# MCTS

`AlphaZero.MCTS`

— ModuleA generic, standalone implementation of Monte Carlo Tree Search. It can be used on any game that implements `GameInterface`

and with any external oracle.

**Oracle Interface**

An oracle can be any function or callable object.

oracle(state)

evaluates a single state from the current player's perspective and returns a pair `(P, V)`

where:

`P`

is a probability vector on`GI.available_actions(GI.init(gspec, state))`

`V`

is a scalar estimating the value or win probability for white.

## Standard Oracles

`AlphaZero.MCTS.RolloutOracle`

— Type`MCTS.RolloutOracle(game_spec::AbstractGameSpec, γ=1.) <: Function`

This oracle estimates the value of a position by simulating a random game from it (a rollout). Moreover, it puts a uniform prior on available actions. Therefore, it can be used to implement the "vanilla" MCTS algorithm.

## Environment

`AlphaZero.MCTS.Env`

— Type`MCTS.Env(game_spec::AbstractGameSpec, oracle; <keyword args>)`

Create and initialize an MCTS environment with a given `oracle`

.

**Keyword Arguments**

`gamma=1.`

: the reward discount factor`cpuct=1.`

: exploration constant in the UCT formula`noise_ϵ=0., noise_α=1.`

: parameters for the dirichlet exploration noise (see below)`prior_temperature=1.`

: temperature to apply to the oracle's output to get the prior probability vector used by MCTS.

**Dirichlet Noise**

A naive way to ensure exploration during training is to adopt an ϵ-greedy policy, playing a random move at every turn instead of using the policy prescribed by `MCTS.policy`

with probability ϵ. The problem with this naive strategy is that it may lead the player to make terrible moves at critical moments, thereby biasing the policy evaluation mechanism.
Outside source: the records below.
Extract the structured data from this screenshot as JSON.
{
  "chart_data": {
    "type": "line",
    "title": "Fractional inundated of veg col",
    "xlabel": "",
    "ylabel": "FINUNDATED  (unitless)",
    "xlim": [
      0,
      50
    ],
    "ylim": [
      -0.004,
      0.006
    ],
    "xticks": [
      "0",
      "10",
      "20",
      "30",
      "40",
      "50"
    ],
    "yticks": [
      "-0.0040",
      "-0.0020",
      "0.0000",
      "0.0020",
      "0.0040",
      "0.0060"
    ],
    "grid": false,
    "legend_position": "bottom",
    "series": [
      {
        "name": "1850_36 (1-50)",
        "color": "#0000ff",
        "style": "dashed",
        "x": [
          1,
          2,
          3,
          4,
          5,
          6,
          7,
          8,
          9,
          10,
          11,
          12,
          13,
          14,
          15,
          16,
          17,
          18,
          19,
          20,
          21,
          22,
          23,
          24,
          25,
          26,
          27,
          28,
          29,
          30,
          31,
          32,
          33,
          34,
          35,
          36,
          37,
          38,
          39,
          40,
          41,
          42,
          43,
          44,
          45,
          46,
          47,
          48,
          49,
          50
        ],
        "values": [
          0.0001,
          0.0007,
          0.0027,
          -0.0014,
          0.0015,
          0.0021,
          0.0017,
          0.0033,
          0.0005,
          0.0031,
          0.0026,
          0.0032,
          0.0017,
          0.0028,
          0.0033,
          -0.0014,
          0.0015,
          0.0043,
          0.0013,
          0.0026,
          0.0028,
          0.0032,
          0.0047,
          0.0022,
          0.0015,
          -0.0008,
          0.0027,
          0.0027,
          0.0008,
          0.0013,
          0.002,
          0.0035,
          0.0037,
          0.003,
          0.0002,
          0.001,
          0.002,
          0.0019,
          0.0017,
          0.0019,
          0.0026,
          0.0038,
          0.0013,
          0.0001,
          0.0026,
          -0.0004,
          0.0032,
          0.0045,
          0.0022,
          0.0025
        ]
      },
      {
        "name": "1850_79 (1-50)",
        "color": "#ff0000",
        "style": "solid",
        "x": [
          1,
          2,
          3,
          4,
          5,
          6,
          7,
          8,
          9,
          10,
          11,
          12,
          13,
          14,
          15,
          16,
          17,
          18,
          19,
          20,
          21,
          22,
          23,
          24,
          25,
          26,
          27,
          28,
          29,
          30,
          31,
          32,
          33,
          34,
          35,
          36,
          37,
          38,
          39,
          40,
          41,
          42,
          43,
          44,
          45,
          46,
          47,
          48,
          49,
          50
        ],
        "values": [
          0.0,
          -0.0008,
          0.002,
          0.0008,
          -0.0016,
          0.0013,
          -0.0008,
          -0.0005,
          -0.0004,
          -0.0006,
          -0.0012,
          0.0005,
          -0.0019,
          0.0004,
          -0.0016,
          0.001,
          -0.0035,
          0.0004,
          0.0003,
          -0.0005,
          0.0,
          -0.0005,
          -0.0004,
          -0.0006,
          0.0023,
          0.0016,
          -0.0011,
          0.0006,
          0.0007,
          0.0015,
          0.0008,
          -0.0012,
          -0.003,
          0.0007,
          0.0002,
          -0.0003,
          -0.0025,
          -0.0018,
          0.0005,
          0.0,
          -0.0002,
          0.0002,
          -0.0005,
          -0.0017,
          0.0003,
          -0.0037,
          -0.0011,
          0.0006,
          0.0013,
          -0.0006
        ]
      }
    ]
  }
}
A superior alternative is to add a random bias to the neural prior for the root node during MCTS exploration: instead of considering the policy $p$ output by the neural network in the UCT formula, one uses $(1-ϵ)p + ϵη$ where $η$ is drawn once per call to `MCTS.explore!`

from a Dirichlet distribution of parameter $α$.

`AlphaZero.MCTS.explore!`

— Function`MCTS.explore!(env, game, nsims)`

Run `nsims`

MCTS simulations from the current state.

`AlphaZero.MCTS.policy`

— Function`MCTS.policy(env, game)`

Return the recommended stochastic policy on the current state.

A call to this function must always be preceded by a call to `MCTS.explore!`

.

`AlphaZero.MCTS.reset!`

— Function`MCTS.reset!(env)`

Empty the MCTS tree.

## Profiling Utilities

`AlphaZero.MCTS.memory_footprint_per_node`

— Function`MCTS.memory_footprint_per_node(gspec)`

Return an estimate of the memory footprint of a single MCTS node for the given game (in bytes).

`AlphaZero.MCTS.approximate_memory_footprint`

— Function`MCTS.approximate_memory_footprint(env)`

Return an estimate of the memory footprint of the MCTS tree (in bytes).

`AlphaZero.MCTS.average_exploration_depth`

— Function`MCTS.average_exploration_depth(env)`

Return the average number of nodes that are traversed during an MCTS simulation, not counting the root.